2. Use encrypted or on-device AI where possible.
Some AI assistants run entirely on your device, sending no data to the cloud (Apple’s on-device models, for example). Other services encrypt your data in transit and at rest. Proton’s own AI features, integrated into its email and drive products, use end-to-end encryption—meaning even the company cannot read your content. While not all tools offer this, it’s worth seeking out those that do.

3. Don’t paste sensitive information into generic chatbots.
Treat every prompt as if it could be saved. For example, avoid pasting passwords, financial details, health records, or confidential work documents into a free chatbot. If you need help drafting a sensitive email, consider using a privacy-respecting alternative like Proton’s encrypted AI or an open-source model you can run locally.

4. Look for open-source models.
Open-source AI models, such as those from Mistral or Meta’s Llama, can be run on your own hardware or through a hosting provider that doesn’t track you. You sacrifice some convenience, but you gain control. Even partial adoption—like using a local model for the most sensitive tasks—reduces your exposure.

5. Be cautious with “free” AI services.
If you aren’t paying for the product, your data often is the product. Free AI tools subsidized by advertising or data collection are a red flag. Paid services with clear privacy commitments are usually safer.

6. Use a privacy-focused browser or VPN as a second layer.
While this won’t stop an AI provider from collecting what you type, it can help block tracking by third parties. A VPN (like Proton VPN) can also prevent your internet service provider from seeing which AI tools you use.

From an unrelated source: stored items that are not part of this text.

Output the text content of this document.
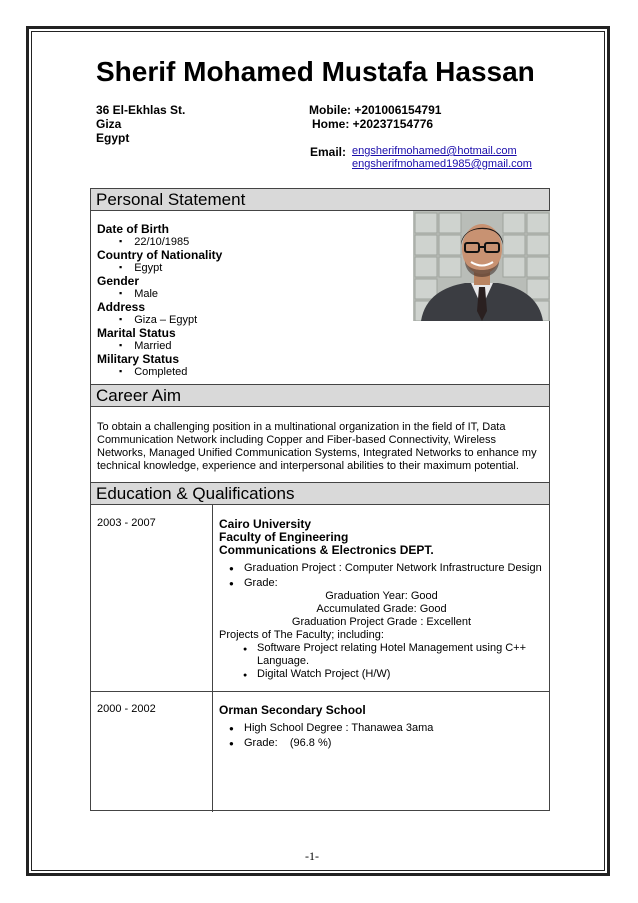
Sherif Mohamed Mustafa Hassan
36 El-Ekhlas St.
Giza
Egypt
Mobile: +201006154791
Home: +20237154776
Email: engsherifmohamed@hotmail.com
engsherifmohamed1985@gmail.com
Personal Statement
Date of Birth
▪ 22/10/1985
Country of Nationality
▪ Egypt
Gender
▪ Male
Address
▪ Giza – Egypt
Marital Status
▪ Married
Military Status
▪ Completed
Career Aim
To obtain a challenging position in a multinational organization in the field of IT, Data Communication Network including Copper and Fiber-based Connectivity, Wireless Networks, Managed Unified Communication Systems, Integrated Networks to enhance my technical knowledge, experience and interpersonal abilities to their maximum potential.
Education & Qualifications
2003 - 2007	Cairo University
Faculty of Engineering
Communications & Electronics DEPT.
● Graduation Project : Computer Network Infrastructure Design
● Grade:
Graduation Year: Good
Accumulated Grade: Good
Graduation Project Grade : Excellent
Projects of The Faculty; including:
● Software Project relating Hotel Management using C++ Language.
● Digital Watch Project (H/W)
2000 - 2002	Orman Secondary School
● High School Degree : Thanawea 3ama
● Grade:    (96.8 %)
-1-
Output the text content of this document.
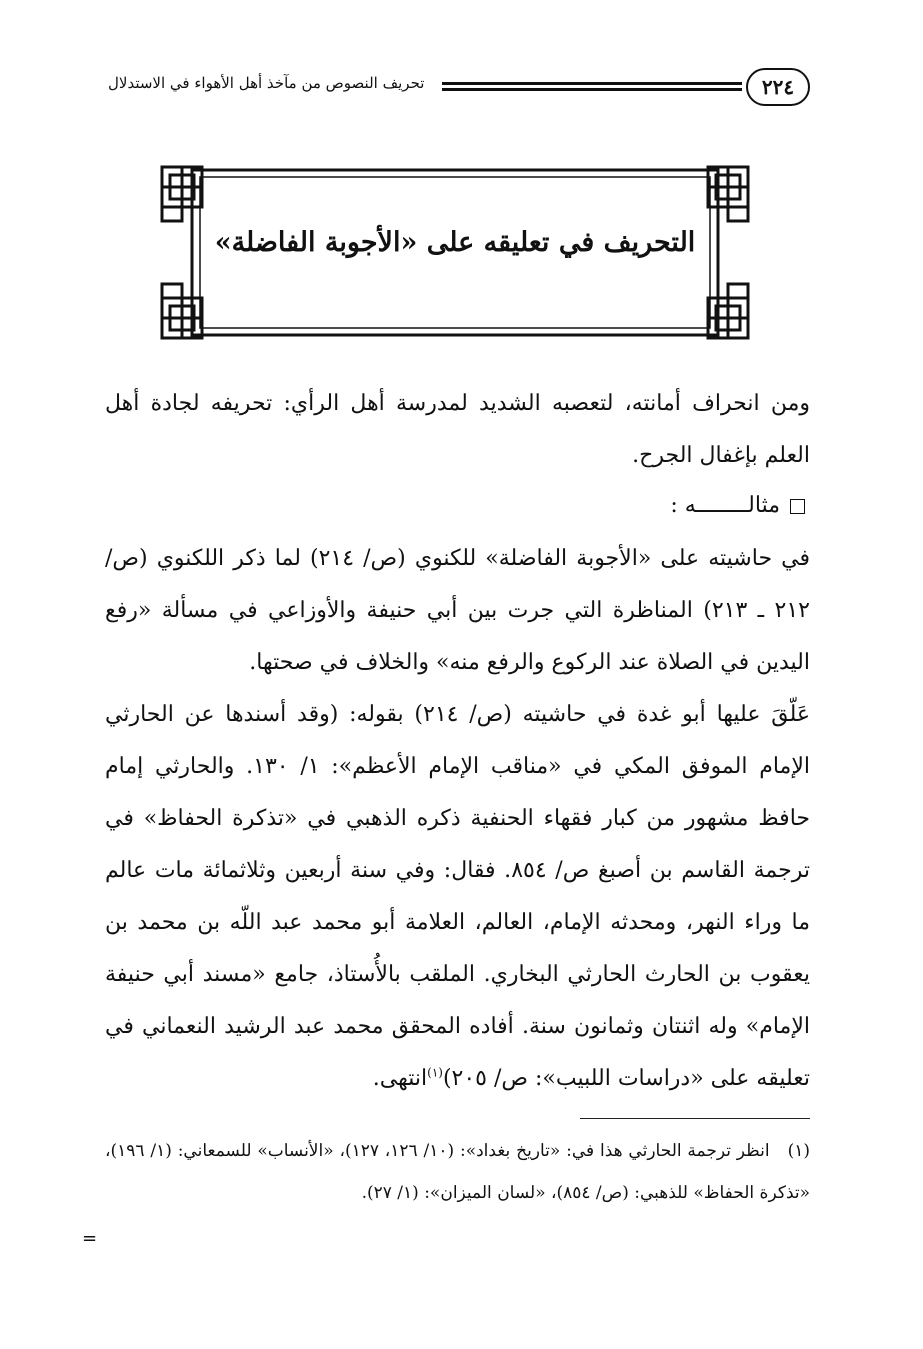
٢٢٤
تحريف النصوص من مآخذ أهل الأهواء في الاستدلال
التحريف في تعليقه على «الأجوبة الفاضلة»
ومن انحراف أمانته، لتعصبه الشديد لمدرسة أهل الرأي: تحريفه لجادة أهل العلم بإغفال الجرح.
مثالــــــــه :

في حاشيته على «الأجوبة الفاضلة» للكنوي (ص/ ٢١٤) لما ذكر اللكنوي (ص/ ٢١٢ ـ ٢١٣) المناظرة التي جرت بين أبي حنيفة والأوزاعي في مسألة «رفع اليدين في الصلاة عند الركوع والرفع منه» والخلاف في صحتها.

عَلّقَ عليها أبو غدة في حاشيته (ص/ ٢١٤) بقوله: (وقد أسندها عن الحارثي الإمام الموفق المكي في «مناقب الإمام الأعظم»: ١/ ١٣٠. والحارثي إمام حافظ مشهور من كبار فقهاء الحنفية ذكره الذهبي في «تذكرة الحفاظ» في ترجمة القاسم بن أصبغ ص/ ٨٥٤. فقال: وفي سنة أربعين وثلاثمائة مات عالم ما وراء النهر، ومحدثه الإمام، العالم، العلامة أبو محمد عبد اللّه بن محمد بن يعقوب بن الحارث الحارثي البخاري. الملقب بالأُستاذ، جامع «مسند أبي حنيفة الإمام» وله اثنتان وثمانون سنة. أفاده المحقق محمد عبد الرشيد النعماني في تعليقه على «دراسات اللبيب»: ص/ ٢٠٥)$^{(١)}$انتهى.

(١)انظر ترجمة الحارثي هذا في: «تاريخ بغداد»: (١٠/ ١٢٦، ١٢٧)، «الأنساب» للسمعاني: (١/ ١٩٦)، «تذكرة الحفاظ» للذهبي: (ص/ ٨٥٤)، «لسان الميزان»: (١/ ٢٧).
=
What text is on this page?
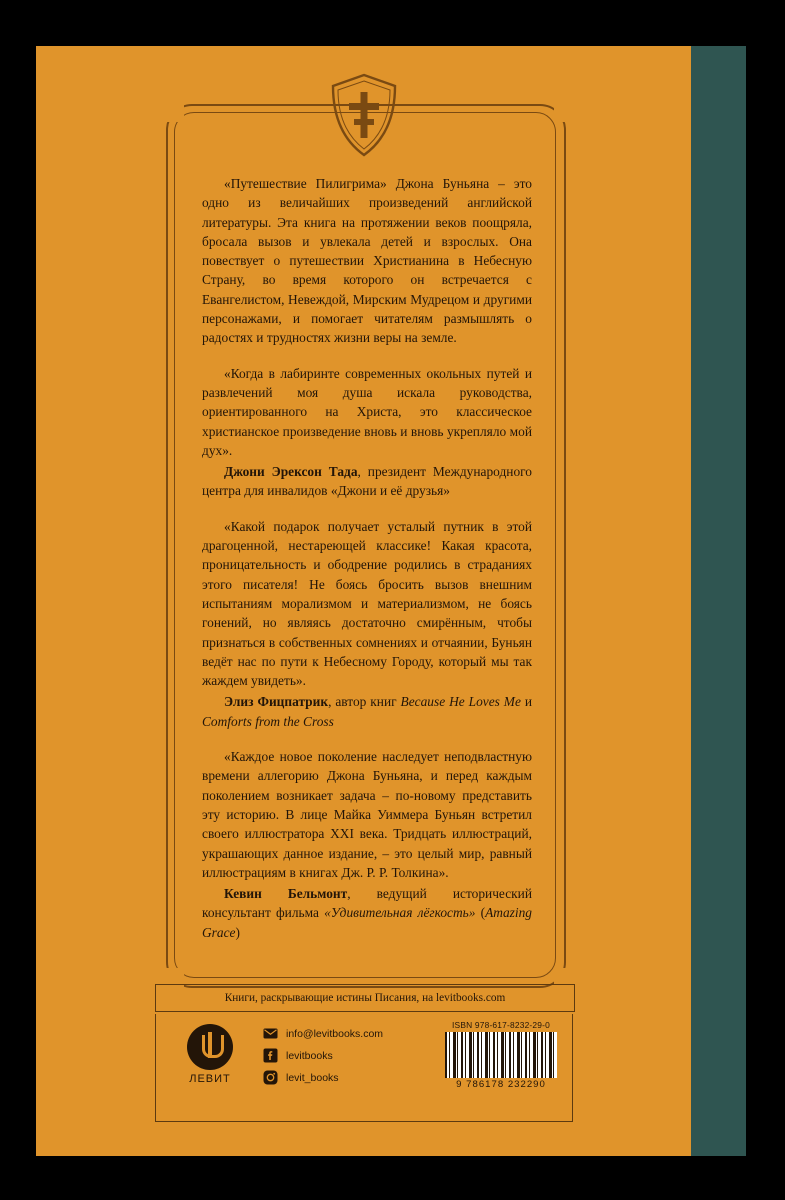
«Путешествие Пилигрима» Джона Буньяна – это одно из величайших произведений английской литературы. Эта книга на протяжении веков поощряла, бросала вызов и увлекала детей и взрослых. Она повествует о путешествии Христианина в Небесную Страну, во время которого он встречается с Евангелистом, Невеждой, Мирским Мудрецом и другими персонажами, и помогает читателям размышлять о радостях и трудностях жизни веры на земле.

«Когда в лабиринте современных окольных путей и развлечений моя душа искала руководства, ориентированного на Христа, это классическое христианское произведение вновь и вновь укрепляло мой дух».

Джони Эрексон Тада, президент Международного центра для инвалидов «Джони и её друзья»

«Какой подарок получает усталый путник в этой драгоценной, нестареющей классике! Какая красота, проницательность и ободрение родились в страданиях этого писателя! Не боясь бросить вызов внешним испытаниям морализмом и материализмом, не боясь гонений, но являясь достаточно смирённым, чтобы признаться в собственных сомнениях и отчаянии, Буньян ведёт нас по пути к Небесному Городу, который мы так жаждем увидеть».

Элиз Фицпатрик, автор книг Because He Loves Me и Comforts from the Cross

«Каждое новое поколение наследует неподвластную времени аллегорию Джона Буньяна, и перед каждым поколением возникает задача – по-новому представить эту историю. В лице Майка Уиммера Буньян встретил своего иллюстратора XXI века. Тридцать иллюстраций, украшающих данное издание, – это целый мир, равный иллюстрациям в книгах Дж. Р. Р. Толкина».

Кевин Бельмонт, ведущий исторический консультант фильма «Удивительная лёгкость» (Amazing Grace)

Книги, раскрывающие истины Писания, на levitbooks.com
ЛЕВИТ
info@levitbooks.com
levitbooks
levit_books
ISBN 978-617-8232-29-0
9 786178 232290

7. Delete old conversations.
Many AI chat interfaces let you delete your history. Make it a habit to clear your past queries, especially if the service doesn’t promise not to retain them.

Sources

This article is based on a Spiceworks interview with Proton’s CEO: “Privacy in the AI era is possible, says Proton’s CEO, but one thing keeps him up at night” (published June 4, 2026). You can read the full piece here: https://news.google.com/rss/articles/CBMiuAFBVV95cUxOWGYzdzRRUjVnbkI0LXRwN2drSVBfcDE3OVNBZmtJczFybTJ4MFRFWlplY095SW54d0R1dF9jMWV4cGw1VEUyUTcwSkFYWTg5TGxUT0VlUTZRYlU2cmZkTGo5X184Y2ZaUUl3RnBxaUVOOGRVclVwaGN5Q2JMT3lGNTJ1bFFUdXVnUXB5bHJ4QnBXbjBveUJ3Y3JyODJ5N2RJelZHMXE5Rnc5MkhuajI0Z3E0Ui1wUzNy?oc=5

For additional context on the regulatory landscape, see Spiceworks’ “Nobody knows who regulates your AI yet” (May 20, 2026).